|| at Mar 11, 2013 at 3:34 pm
To add to what Marcel said:
Hive does not currently make use of the block replica location metadata so
it does need need to load/cache this information. This is why the initial
DESCRIBE takes longer in Impala than Hive. As Marcel mentioned, the
performance will be improved once we move to using a single call per-table
(rather than per-partition) to gather this information.

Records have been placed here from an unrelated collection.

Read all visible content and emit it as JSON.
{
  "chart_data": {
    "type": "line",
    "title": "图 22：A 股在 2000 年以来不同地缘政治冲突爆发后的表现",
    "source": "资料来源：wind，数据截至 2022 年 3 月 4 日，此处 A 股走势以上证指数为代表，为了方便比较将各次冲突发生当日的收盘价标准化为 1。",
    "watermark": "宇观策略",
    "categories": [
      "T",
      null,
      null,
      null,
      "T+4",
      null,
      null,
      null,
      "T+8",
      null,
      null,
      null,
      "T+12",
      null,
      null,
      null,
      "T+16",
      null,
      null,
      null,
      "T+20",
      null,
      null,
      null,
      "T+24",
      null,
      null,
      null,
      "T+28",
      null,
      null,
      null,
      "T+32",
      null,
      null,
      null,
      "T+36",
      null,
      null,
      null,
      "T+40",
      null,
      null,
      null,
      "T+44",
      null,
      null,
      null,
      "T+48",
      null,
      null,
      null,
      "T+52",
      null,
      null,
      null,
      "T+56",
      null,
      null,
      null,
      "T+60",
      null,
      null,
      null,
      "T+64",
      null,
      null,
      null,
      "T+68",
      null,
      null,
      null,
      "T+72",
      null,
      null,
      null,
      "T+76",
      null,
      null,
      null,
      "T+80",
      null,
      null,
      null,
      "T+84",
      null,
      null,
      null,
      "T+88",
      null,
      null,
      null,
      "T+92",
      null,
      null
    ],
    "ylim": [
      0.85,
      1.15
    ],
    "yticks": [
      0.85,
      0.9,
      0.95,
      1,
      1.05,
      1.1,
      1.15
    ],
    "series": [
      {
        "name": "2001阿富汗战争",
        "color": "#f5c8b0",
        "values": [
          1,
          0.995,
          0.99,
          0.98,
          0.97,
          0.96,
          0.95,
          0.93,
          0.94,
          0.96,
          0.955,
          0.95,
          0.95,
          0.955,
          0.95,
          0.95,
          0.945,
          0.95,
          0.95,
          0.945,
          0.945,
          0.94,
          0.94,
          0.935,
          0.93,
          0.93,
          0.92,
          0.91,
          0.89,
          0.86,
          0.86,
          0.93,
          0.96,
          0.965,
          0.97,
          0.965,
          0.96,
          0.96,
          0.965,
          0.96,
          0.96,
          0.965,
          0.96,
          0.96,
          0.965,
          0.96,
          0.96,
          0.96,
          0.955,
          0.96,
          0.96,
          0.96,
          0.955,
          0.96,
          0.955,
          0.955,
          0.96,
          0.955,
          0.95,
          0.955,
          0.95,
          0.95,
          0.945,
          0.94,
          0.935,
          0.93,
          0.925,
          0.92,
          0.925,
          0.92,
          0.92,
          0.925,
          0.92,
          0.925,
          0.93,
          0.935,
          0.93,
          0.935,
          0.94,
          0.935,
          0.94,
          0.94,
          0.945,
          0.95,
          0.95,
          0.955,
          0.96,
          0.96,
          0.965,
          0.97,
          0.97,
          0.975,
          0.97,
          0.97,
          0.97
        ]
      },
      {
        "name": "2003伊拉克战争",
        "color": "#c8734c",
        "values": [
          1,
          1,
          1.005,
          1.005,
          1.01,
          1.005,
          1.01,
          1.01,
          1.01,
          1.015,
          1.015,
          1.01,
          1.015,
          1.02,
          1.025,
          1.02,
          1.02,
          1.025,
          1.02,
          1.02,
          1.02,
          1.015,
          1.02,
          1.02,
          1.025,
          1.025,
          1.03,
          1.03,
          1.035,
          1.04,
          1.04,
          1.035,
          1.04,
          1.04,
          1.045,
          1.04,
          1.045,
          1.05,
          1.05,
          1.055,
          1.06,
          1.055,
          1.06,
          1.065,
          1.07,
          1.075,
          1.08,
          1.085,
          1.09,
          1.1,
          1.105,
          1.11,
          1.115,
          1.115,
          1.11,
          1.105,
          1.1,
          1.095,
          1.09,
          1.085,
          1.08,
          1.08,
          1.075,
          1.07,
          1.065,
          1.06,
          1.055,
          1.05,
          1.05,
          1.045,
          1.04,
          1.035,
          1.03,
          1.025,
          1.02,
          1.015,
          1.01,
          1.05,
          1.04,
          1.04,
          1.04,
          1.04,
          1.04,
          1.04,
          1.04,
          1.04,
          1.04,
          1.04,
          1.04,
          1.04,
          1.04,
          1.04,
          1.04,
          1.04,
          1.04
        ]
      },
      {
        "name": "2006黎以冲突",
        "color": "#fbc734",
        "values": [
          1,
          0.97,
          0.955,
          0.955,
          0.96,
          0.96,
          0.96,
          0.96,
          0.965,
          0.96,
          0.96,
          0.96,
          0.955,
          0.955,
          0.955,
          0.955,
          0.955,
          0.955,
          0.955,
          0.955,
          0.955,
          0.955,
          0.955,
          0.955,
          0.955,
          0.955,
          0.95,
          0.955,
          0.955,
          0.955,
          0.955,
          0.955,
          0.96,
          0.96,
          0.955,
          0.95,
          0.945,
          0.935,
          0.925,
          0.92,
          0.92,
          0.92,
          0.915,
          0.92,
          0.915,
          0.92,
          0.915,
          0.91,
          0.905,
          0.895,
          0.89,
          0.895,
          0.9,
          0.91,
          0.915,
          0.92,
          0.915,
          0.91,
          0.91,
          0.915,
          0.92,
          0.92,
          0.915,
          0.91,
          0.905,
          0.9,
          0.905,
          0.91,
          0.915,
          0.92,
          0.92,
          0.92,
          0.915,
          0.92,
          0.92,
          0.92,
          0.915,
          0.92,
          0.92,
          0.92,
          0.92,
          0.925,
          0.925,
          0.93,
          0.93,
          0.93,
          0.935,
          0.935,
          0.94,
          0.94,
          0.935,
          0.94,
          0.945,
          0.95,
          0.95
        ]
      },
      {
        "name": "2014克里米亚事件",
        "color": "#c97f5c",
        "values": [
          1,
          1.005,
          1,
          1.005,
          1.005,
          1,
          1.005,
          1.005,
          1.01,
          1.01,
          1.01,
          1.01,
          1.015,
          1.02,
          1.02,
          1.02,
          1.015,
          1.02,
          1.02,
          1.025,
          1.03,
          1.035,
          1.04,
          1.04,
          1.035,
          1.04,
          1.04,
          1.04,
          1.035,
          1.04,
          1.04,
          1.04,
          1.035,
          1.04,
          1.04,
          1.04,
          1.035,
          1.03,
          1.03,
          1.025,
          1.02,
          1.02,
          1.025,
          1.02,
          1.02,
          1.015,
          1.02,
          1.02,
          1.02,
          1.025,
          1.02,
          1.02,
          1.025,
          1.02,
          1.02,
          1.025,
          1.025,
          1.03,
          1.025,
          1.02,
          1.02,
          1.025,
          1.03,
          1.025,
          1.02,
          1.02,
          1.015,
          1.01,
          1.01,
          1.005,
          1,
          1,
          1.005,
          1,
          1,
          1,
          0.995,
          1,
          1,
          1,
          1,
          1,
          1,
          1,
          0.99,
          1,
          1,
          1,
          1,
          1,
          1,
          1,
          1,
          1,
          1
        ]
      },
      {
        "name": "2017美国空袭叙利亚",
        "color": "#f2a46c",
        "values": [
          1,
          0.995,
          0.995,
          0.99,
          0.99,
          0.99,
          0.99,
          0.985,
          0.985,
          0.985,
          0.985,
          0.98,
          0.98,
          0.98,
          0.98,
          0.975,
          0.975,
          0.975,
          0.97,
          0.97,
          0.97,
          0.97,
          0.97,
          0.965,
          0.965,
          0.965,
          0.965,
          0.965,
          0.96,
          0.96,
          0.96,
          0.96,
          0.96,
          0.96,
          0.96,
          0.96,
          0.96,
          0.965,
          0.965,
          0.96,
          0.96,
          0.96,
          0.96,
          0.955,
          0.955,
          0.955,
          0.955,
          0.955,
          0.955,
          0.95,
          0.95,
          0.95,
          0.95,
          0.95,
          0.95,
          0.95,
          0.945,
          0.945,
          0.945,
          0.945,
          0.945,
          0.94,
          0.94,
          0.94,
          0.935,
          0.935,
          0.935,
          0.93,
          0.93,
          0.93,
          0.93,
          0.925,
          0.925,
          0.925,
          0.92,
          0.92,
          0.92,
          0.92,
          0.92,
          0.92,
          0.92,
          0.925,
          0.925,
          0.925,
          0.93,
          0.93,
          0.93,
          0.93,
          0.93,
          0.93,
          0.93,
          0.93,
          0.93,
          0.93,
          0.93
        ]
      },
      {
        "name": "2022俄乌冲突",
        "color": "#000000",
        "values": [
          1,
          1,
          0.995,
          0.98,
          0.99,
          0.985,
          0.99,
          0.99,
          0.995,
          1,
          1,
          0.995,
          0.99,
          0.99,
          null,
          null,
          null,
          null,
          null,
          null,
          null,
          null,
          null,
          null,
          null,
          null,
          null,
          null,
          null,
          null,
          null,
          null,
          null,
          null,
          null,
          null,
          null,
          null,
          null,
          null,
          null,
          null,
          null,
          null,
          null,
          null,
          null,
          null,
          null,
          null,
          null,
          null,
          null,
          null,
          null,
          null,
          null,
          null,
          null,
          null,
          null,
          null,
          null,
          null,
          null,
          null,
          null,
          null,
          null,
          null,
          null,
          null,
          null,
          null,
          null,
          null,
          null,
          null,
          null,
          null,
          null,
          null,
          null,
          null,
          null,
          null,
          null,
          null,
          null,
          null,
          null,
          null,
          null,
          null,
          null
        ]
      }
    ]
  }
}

Software Engineer - Cloudera
On Mon, Mar 11, 2013 at 7:01 AM, Marcel Kornacker wrote: On Sun, Mar 10, 2013 at 10:57 PM, Lake Chang wrote:
Thanks for the reply.
the impalad process needs to load the metadata
It's unexpected that loading the metadata costs so much of time (several
minutes), and the time varies according to the number of partitions. Does it
mean that the first time the impalad loads the meadata, it scans all of the
partitions? And why?
It doesn't scan the partitions, but it gets the all of the relevant
partition data, which also includes locations of block replicas and
volume ids. This data is cached in order to avoid having to do this
for every single query.
Right now, this is done per-partition, but we're going to change that
to coalesce that into a single call per table.
On Monday, March 11, 2013 11:58:58 AM UTC+8, Marcel Kornacker wrote:
On Sun, Mar 10, 2013 at 7:47 PM, Lake Chang wrote:
Hi Impala Users,
I'm very glad to join this group and to talk with all of you.
Impala is new to me, and I encountered a problem when I tried to use
on an existing hive table which had many partitions. Let's name the
"tbl_some_table". The problem is that, when I queried "describe
tbl_some_table", it took very long a time to respond. From the log I
that it seemed to scan all the partitions of the table.
Does anyone know why did it do this? How to avoid the problem and make
"impala describe" as fast as hive does?
The first time after startup you run "describe" (or any query, for
that matter), the impalad process needs to load the metadata.
Subsequent "describe" commands should run much faster.